Li Yanping, Liu Yizhang, Zhang Hongyun, Zhao Cairong, Wei Zhihua, Miao Duoqian
IEEE Trans Image Process. 2024;33:3200-3211. doi: 10.1109/TIP.2024.3393360. Epub 2024 May 6.
Person re-identification (ReID) typically encounters varying degrees of occlusion in real-world scenarios. While previous methods have addressed this using handcrafted partitions or external cues, they often compromise semantic information or increase network complexity. In this paper, we propose a new method from a novel perspective, termed as OAT. Specifically, we first use a Transformer backbone with multiple class tokens for diverse pedestrian feature learning. Given that the self-attention mechanism in the Transformer solely focuses on low-level feature correlations, neglecting higher-order relations among different body parts or regions. Thus, we propose the Second-Order Attention (SOA) module to capture more comprehensive features. To address computational efficiency, we further derive approximation formulations for implementing second-order attention. Observing that the importance of semantics associated with different class tokens varies due to the uncertainty of the location and size of occlusion, we propose the Entropy Guided Fusion (EGF) module for multiple class tokens. By conducting uncertainty analysis on each class token, higher weights are assigned to those with lower information entropy, while lower weights are assigned to class tokens with higher entropy. The dynamic weight adjustment can mitigate the impact of occlusion-induced uncertainty on feature learning, thereby facilitating the acquisition of discriminative class token representations. Extensive experiments have been conducted on occluded and holistic person re-identification datasets, which demonstrate the effectiveness of our proposed method.
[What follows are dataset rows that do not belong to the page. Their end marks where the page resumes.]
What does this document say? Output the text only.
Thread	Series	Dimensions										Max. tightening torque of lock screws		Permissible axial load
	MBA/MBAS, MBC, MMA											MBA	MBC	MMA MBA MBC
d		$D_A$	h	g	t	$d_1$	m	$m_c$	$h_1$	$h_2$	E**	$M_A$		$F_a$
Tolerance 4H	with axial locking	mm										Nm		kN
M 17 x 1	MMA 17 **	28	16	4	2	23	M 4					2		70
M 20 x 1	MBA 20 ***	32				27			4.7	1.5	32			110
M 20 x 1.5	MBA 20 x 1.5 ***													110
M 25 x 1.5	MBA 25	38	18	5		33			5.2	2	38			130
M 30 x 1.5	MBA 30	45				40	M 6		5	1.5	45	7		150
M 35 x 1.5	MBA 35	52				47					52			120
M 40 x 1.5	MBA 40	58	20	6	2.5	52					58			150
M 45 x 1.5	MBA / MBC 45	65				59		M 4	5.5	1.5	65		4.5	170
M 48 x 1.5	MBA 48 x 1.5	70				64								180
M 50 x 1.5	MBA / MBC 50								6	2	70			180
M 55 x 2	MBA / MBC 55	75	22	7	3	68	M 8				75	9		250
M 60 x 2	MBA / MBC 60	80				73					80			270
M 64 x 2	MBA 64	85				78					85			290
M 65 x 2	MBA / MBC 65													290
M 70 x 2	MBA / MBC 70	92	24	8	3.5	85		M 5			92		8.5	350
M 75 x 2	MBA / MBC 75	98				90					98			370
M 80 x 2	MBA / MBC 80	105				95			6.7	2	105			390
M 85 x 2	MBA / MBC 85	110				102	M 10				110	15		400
行人重识别(ReID)在现实场景中通常会遇到不同程度的遮挡。虽然先前的方法使用手工划分或外部线索来解决这个问题,但它们往往会损害语义信息或增加网络复杂性。在本文中,我们从一个新颖的角度提出了一种新方法,称为OAT。具体来说,我们首先使用带有多个类别令牌的Transformer主干进行多样化的行人特征学习。鉴于Transformer中的自注意力机制仅关注低级特征相关性,而忽略了不同身体部位或区域之间的高阶关系。因此,我们提出了二阶注意力(SOA)模块来捕获更全面的特征。为了解决计算效率问题,我们进一步推导了用于实现二阶注意力的近似公式。观察到由于遮挡位置和大小的不确定性,与不同类别令牌相关的语义重要性会有所不同,我们为多个类别令牌提出了熵引导融合(EGF)模块。通过对每个类别令牌进行不确定性分析,将较高的权重分配给信息熵较低的令牌,而将较低的权重分配给信息熵较高的类别令牌。动态权重调整可以减轻遮挡引起的不确定性对特征学习的影响,从而有助于获得有区分力的类别令牌表示。我们在遮挡和整体行人重识别数据集上进行了广泛的实验,结果证明了我们提出的方法的有效性。